Consumer advocates decried new regulations finalized Thursday by the U.S. Department of Health and Human Services which would seek to increase premiums, deductibles, and cost-sharing for those enrolled in health insurance marketplaces like Covered California across the country. However, due to existing state law, many of the regulations is likely not to impact Californians, including:
* Shortening the open enrollment period for people to sign up for coverage by half;
* Putting in place more burdensome verification requirements for those signing up between open enrollment periods;
* Allowing the sale of skimpier plans that increase consumers’ out-of-pocket costs like deductibles;
* Weakening standards to ensure the value of coverage, and that a health plan includes an adequate network of providers.
While the impact of these proposals would be blunted in California because of existing state law and Covered California’s authority, we patient advocates worry about subsequent efforts to further sabotage the state’s health system–specifically President Trump’s threat to defund cost-sharing subsidies, worth over $700 million just to Californians.
President Trump railed against rising health care costs and high deductibles during his campaign, and yet his first health regulations are to attempt to increase those costs for consumers. No one voted for coverage that costs more and covers less–but that’s what these Trump regulations seek to do, as does his continued Congressional attempts to repeal and roll back health coverage. Even as other Trump threats loom, Californians thankfully have existing state patient protections against many of the negative impacts of this package of regulations. Existing state law or Covered California’s authority means we won’t need to shorten the open enrollment period or weaken our minimum standards with regard to the value of coverage or the need for an adequate network of providers, as proposed in these new federal rules.
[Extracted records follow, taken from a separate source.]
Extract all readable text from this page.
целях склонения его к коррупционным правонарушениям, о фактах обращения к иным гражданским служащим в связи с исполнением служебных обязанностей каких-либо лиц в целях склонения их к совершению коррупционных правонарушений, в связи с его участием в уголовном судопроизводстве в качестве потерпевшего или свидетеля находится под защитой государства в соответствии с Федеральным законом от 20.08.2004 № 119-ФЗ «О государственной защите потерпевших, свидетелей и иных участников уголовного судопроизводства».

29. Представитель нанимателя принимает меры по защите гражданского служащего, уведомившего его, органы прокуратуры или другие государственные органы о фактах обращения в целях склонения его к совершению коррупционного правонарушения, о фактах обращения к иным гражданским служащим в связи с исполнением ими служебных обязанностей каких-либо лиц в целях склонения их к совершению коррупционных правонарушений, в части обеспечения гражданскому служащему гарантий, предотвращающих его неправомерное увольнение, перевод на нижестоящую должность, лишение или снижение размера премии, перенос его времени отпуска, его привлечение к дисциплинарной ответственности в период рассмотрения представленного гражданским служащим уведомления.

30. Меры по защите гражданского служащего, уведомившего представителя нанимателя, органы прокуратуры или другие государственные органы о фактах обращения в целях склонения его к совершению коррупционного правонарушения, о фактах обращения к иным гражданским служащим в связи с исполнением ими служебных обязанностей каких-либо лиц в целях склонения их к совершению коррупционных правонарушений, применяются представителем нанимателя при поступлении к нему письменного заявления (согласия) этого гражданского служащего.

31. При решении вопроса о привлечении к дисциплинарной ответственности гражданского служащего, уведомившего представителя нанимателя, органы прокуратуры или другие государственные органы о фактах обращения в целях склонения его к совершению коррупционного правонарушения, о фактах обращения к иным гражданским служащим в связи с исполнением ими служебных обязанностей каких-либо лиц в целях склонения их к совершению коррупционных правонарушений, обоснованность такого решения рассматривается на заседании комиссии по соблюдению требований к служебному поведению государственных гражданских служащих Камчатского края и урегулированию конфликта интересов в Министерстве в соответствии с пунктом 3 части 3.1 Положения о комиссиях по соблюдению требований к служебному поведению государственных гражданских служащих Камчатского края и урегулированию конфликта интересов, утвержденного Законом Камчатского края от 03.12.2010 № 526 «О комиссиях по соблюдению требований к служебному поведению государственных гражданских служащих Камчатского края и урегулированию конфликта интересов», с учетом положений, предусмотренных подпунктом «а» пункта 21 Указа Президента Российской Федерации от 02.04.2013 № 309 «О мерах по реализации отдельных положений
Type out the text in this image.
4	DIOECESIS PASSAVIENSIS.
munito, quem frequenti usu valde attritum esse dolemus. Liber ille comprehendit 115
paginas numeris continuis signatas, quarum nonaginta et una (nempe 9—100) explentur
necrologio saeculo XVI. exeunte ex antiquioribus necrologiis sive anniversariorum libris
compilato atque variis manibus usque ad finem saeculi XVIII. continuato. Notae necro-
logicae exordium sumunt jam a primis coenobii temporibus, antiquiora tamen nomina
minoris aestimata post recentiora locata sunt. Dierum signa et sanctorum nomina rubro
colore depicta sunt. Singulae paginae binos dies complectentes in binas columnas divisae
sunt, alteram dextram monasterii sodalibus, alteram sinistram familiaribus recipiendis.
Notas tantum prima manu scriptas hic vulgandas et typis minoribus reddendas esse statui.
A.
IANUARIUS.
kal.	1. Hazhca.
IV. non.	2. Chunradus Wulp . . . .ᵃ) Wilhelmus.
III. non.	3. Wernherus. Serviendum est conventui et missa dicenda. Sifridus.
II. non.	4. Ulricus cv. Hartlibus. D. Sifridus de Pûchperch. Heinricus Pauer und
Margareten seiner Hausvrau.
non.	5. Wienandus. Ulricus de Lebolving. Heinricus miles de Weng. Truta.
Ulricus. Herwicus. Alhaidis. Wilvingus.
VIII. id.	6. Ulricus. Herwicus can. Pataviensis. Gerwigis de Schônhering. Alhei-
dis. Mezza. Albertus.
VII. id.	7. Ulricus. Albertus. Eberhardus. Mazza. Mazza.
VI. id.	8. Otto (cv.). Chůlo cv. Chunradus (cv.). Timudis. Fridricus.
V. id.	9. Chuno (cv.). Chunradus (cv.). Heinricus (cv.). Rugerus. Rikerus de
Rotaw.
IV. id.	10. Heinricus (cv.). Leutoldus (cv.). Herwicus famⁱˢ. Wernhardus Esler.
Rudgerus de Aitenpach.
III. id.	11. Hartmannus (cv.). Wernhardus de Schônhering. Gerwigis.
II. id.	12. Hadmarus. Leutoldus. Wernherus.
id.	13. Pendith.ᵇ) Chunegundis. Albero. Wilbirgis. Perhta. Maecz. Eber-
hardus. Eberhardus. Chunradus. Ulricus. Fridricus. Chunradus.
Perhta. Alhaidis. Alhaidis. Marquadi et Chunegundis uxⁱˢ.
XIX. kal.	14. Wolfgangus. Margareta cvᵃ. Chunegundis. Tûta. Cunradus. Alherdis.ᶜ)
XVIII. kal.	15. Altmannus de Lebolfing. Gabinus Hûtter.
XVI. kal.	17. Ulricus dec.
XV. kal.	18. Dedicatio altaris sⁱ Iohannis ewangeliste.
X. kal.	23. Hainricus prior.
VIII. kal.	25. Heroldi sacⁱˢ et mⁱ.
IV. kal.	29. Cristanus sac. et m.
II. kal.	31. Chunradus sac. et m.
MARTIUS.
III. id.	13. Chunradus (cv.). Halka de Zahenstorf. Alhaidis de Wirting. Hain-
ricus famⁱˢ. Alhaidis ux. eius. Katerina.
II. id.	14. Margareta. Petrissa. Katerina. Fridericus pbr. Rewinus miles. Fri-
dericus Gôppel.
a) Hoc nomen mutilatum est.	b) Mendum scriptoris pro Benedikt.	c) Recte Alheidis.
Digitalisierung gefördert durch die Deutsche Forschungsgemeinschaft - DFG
While these particular regulations are likely not to trump our existing state consumer protections, President Trump has threatened to defund subsidies that would hit California hard, by over $700 million dollars, and spiking premiums for the millions in our individual insurance market by around 20%. The House GOP has a lawsuit that holds thousands of their own constituents hostage–over 600,000 Californian get these cost-sharing subsidies, which helps them keep coverage and get the care they need. President Trump needs to stop holding our health system hostage, and keep his promise to secure our insurance coverage rather than sabotage it.